Trider looked to where I was pointing. “I wanted to ask you the same thing after I saw you talking with the swordsman striker. I’m not sure who they are but if you look at the accolades they have, it’s obvious they’re not your normal ascenders. Especially that red sword the girl wields. Warren and I had joined this convergence zone only two days ago, but supposedly, those three have been here for over a week now. It’s no wonder that they’re in such bad shape.”
‘Man, this guy talks a lot,’ Regis groused.
It works in our favor though, I sent back.
“Anyway, I’ll let you get back to your training. The offer still stands, unless you’ve already accepted the offer from the Lehndert blood prodigy,” he said with a hint of disappointment. “I wouldn’t blame you if you did either, she’s a gifted caster and pretty to boot.”
After Trider walked back to his small camp I continued my training until a few hours had passed. The camps began packing up their belongings, each of them getting ready to go as if there was an agreement established beforehand. From what I could see, there was no leader in this group of thirteen excluding me.
I got up as well, wiping away the sweat on my brows with an extra shirt I carried in my bag along with Sylvie’s stone. Taegen, Caera, and the swordsman left first, with Daria’s group—the only other group of three—soon followed after. Daria gave me a knowing stare, expecting me to follow her, but when I didn’t, her thin brows furrowed and she whipped her head away.
The only other person to travel by himself was Trider. I gave him a nod of acknowledgement before trailing behind the rest who travelled in pairs behind the two groups of three that led this excursion.
Our pace was that of a constant sprint as we tried to cover as much ground without using too much mana—or in my case, aether—before the next wave came. It might’ve been possible for me to keep a nonstop pace toward the exit out of this zone but for everyone else, the few hours of rest was crucial if we were to fight another wave.

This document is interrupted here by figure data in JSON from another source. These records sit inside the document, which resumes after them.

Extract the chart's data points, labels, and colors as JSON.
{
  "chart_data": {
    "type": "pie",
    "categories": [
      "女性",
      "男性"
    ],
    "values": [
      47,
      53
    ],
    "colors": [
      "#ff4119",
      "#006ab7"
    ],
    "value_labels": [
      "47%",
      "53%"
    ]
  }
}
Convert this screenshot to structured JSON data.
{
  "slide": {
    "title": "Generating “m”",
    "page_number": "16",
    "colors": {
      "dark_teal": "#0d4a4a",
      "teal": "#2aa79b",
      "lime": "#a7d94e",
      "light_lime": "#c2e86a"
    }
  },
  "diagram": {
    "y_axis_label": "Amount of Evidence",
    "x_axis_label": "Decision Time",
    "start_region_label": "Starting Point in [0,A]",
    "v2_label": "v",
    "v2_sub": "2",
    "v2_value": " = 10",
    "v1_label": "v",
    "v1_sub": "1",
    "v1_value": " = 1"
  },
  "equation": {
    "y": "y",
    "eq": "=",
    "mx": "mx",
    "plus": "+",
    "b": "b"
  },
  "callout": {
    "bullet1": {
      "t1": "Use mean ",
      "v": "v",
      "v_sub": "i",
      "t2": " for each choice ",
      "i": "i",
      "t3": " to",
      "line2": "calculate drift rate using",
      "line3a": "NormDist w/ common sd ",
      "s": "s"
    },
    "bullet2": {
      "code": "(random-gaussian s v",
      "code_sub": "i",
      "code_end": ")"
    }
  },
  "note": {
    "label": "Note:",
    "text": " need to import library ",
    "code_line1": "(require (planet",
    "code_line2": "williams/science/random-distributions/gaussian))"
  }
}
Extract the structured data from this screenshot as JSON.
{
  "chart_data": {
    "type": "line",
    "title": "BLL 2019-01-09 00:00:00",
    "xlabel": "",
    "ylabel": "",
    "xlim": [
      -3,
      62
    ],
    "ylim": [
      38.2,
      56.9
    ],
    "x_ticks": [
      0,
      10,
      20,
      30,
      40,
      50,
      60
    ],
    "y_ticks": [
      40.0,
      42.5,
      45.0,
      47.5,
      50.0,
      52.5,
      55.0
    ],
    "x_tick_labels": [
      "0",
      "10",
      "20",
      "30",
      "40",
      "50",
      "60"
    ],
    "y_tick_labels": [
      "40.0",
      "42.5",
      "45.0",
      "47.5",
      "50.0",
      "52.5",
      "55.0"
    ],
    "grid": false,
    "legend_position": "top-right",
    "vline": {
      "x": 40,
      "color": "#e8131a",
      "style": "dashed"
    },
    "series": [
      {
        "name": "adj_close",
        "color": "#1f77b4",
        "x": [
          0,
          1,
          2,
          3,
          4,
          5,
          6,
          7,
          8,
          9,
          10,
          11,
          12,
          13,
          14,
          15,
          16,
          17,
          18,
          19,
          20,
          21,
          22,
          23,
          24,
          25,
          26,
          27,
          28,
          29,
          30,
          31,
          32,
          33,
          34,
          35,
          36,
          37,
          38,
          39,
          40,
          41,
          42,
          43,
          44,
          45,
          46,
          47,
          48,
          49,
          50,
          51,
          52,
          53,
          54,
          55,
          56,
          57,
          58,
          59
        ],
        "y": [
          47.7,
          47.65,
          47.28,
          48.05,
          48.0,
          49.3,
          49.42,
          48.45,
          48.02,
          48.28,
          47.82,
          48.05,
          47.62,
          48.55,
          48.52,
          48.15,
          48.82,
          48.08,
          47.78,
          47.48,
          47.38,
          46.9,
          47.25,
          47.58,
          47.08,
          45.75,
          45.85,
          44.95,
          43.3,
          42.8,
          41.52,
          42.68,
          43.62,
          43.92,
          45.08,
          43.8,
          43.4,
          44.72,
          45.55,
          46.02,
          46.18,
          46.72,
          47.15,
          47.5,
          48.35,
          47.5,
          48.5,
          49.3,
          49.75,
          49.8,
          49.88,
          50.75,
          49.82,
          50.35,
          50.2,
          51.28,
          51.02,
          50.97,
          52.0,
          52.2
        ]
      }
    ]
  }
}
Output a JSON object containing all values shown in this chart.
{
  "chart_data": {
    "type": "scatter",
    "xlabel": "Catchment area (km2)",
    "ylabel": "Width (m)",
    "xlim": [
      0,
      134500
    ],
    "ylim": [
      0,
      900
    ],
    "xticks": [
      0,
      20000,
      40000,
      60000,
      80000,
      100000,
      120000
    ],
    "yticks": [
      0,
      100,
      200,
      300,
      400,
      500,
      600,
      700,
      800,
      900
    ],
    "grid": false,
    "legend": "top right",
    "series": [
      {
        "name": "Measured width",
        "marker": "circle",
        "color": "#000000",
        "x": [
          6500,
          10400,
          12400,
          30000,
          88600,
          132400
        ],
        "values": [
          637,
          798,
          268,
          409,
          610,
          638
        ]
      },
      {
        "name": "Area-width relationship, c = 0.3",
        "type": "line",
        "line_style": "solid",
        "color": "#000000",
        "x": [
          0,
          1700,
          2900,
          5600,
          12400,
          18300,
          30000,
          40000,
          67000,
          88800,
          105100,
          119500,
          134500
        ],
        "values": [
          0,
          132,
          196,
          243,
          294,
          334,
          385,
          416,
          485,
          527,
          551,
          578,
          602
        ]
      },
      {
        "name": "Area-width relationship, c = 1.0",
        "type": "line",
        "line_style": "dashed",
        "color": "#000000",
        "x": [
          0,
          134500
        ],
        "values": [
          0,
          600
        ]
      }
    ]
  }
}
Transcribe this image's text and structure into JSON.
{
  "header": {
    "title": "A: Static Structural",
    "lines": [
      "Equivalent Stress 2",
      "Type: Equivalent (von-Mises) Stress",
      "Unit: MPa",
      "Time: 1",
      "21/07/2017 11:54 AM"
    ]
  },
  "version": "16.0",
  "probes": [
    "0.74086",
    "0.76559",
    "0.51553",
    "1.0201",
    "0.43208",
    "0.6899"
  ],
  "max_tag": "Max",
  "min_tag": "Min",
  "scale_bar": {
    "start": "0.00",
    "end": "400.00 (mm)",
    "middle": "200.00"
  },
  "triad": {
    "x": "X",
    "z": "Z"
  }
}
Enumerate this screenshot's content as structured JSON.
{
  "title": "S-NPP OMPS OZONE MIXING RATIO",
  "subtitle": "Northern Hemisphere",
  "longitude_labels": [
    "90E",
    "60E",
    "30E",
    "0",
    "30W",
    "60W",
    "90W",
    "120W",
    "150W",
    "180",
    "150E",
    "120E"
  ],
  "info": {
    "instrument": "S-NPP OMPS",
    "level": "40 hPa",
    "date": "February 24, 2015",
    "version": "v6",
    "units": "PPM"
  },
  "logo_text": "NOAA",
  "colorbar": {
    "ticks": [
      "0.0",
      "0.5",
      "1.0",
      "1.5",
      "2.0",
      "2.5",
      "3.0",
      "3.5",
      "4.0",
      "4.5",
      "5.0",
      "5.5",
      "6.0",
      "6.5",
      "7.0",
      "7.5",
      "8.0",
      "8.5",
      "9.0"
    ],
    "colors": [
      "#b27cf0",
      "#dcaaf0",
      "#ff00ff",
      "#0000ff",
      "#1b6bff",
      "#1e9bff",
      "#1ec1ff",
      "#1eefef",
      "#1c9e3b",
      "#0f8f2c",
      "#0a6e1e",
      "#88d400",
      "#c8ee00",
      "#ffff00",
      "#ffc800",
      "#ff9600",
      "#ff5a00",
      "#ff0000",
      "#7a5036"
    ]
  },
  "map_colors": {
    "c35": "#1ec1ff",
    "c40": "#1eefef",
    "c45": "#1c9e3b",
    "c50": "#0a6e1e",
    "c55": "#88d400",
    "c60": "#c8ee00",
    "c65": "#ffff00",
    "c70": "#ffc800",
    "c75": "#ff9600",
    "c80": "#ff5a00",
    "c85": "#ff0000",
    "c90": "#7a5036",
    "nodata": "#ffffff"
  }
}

As we ran in a line formation toward where the power source had been, I could feel the stress build amongst the group.
When the sky actually turned red, the Alacryans’ tensions culminated into explosions of mana as each one of them immediately readied for a battle.
I decided to keep to myself, not joining either Trider or Daria, but Trider stuck by me when the sky shifted, maybe for protection or maybe to prove himself to me.
The red sun—supposedly the power source of this zone—stood high above us, but it was closer this time, no farther than a day or two of travel.
Strength flowed through my limbs as aether cycled within me. My eyes scanned my surroundings, expecting to see a horde of monsters coming from the distance.
That wasn’t the case.
The carallians rose from the ground like the undead rising from their graves, clawing themselves out of the cracked dense dirt with their red claws all around us. Immediately, spells went off as the ascenders began their preemptive attacks, but I couldn’t help but stare at the claws sprouting from the ground.
It wasn’t just me. The rest of the ascenders froze when the first carallian managed to fully surface. It, along with the rest of its brethren were twice the size of the previous wave of carallians—standing at about ten feet high—and had an extra pair of arms. And judging by the look on everyone’s faces, it was obvious that this wasn’t normal.